New Delhi: “I escaped with Rs 20, a shirt and the pant I was wearing, along with whatever I could gather on Pakistan’s war plans,” said Col Quazi Sajjad Ali Zahir (retd), a hero of the 1971 Bangladesh Liberation War, as he recalled his journey from being a Pakistani Army officer to becoming one of the key persons involved in the independence of erstwhile East Pakistan.
Col Zahir, 70, has been honored with the Padma Shri, one of the highest civilian awards of India, for the year 2021.
“Every award is a milestone. But the Padma Shri is special to me because it is for upholding the spirit of the Bangladesh Liberation War,” he told ThePrint from Dhaka.
Col Zahir had joined the Pakistani Army at the end of 1969 and was commissioned into its Artillery Corps. However, upon hearing the atrocities that were being committed by the Pakistan Army in East Pakistan (now Bangladesh), he fled the country and reached India.

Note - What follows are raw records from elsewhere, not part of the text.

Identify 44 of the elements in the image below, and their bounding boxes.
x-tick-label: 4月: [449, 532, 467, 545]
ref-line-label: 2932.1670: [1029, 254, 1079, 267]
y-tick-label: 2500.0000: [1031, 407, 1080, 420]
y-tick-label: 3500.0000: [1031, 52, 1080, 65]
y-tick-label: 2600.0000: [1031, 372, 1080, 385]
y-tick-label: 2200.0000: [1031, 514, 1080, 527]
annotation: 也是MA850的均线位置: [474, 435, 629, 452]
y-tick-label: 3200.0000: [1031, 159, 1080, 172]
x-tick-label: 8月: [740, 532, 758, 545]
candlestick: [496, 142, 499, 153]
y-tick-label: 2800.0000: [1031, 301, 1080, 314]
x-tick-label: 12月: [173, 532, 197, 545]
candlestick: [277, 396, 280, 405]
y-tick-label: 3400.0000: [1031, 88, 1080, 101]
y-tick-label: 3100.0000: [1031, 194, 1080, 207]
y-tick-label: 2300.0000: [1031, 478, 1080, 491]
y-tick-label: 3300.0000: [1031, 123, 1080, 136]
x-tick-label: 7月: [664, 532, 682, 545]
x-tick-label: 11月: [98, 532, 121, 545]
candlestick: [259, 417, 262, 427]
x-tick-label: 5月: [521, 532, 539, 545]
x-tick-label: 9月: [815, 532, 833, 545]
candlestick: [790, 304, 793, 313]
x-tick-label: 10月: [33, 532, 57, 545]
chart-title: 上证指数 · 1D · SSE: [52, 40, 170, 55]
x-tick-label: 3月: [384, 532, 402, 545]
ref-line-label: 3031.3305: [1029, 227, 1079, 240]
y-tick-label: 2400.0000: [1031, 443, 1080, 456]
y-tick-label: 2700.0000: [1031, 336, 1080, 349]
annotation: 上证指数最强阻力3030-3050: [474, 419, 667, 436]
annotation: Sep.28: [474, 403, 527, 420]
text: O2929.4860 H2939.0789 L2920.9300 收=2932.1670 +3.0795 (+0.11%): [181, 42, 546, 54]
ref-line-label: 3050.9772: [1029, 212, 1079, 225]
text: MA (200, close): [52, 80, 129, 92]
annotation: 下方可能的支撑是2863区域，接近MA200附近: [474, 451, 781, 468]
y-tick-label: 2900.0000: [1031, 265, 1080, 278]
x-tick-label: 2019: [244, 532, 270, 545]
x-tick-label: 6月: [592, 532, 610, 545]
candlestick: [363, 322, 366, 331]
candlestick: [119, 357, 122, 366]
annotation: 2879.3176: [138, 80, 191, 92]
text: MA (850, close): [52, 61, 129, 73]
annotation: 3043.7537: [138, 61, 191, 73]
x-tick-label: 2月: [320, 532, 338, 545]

“I was part of the elite 14 Para Brigade but the horrors from East Pakistan moved me. I decided to desert and crossed into Jammu and Kashmir from the Samba border. I had Rs 20 with me, along with the pant and shirt I was wearing. But I gathered whatever I could on Pakistan’s war plans and got in touch with the Indian Army,” he said.
A death sentence was issued against him by the Pakistan Army, one he still carries against his name.
“It is an honor for me that there is a death sentence issued by the Pakistan Army against me. My family suffered a lot because of Pakistan. My father’s small house in Dhaka was burnt down. My mother and sister were chased by the Pakistani soldiers from their house till they were able to get refuge,” he added.
‘I think I fought well’
After joining hands with India, Col Zahir played a key role in the training of the Mukti Bahini, a resistance movement consisting of the Bangladeshi military, paramilitary, and civilians working towards the independence of East Pakistan.
He also organized the 2nd Artillery Force in the Sylhet region. A field artillery battery was formed with the six 105 mm artillery that India gave to the Mukti Bahini, of which Col Zahir was the co-captain.
Starting October 1971, the battery-assisted the Mukti Bahini’s Z Force in the greater Sylhet region with artillery fire support in various battles, according to The Daily Star.
“I think I fought well,” Col Zahir said while talking about various aspects of the 1971 War.
He is also a pioneer in documenting the contribution of Bangladeshis and Indians, both civilians and military personnel, in the 1971 War. He has written 54 books and was awarded the Swadhinta Padak (Independence Award), the highest civilian award in Bangladesh, in 2013.
“Together, with Indian veterans, we wrote two books and I am now compiling a third titled The War We Fought Together. My books have been published by CLAWS also,” he said, referring to the Indian Army think tank.
Col Zahir now heads the Bangladesh government’s efforts to honor the families of Indians who made the supreme sacrifice in the 1971 War that lasted 13 days and led to the creation of Bangladesh.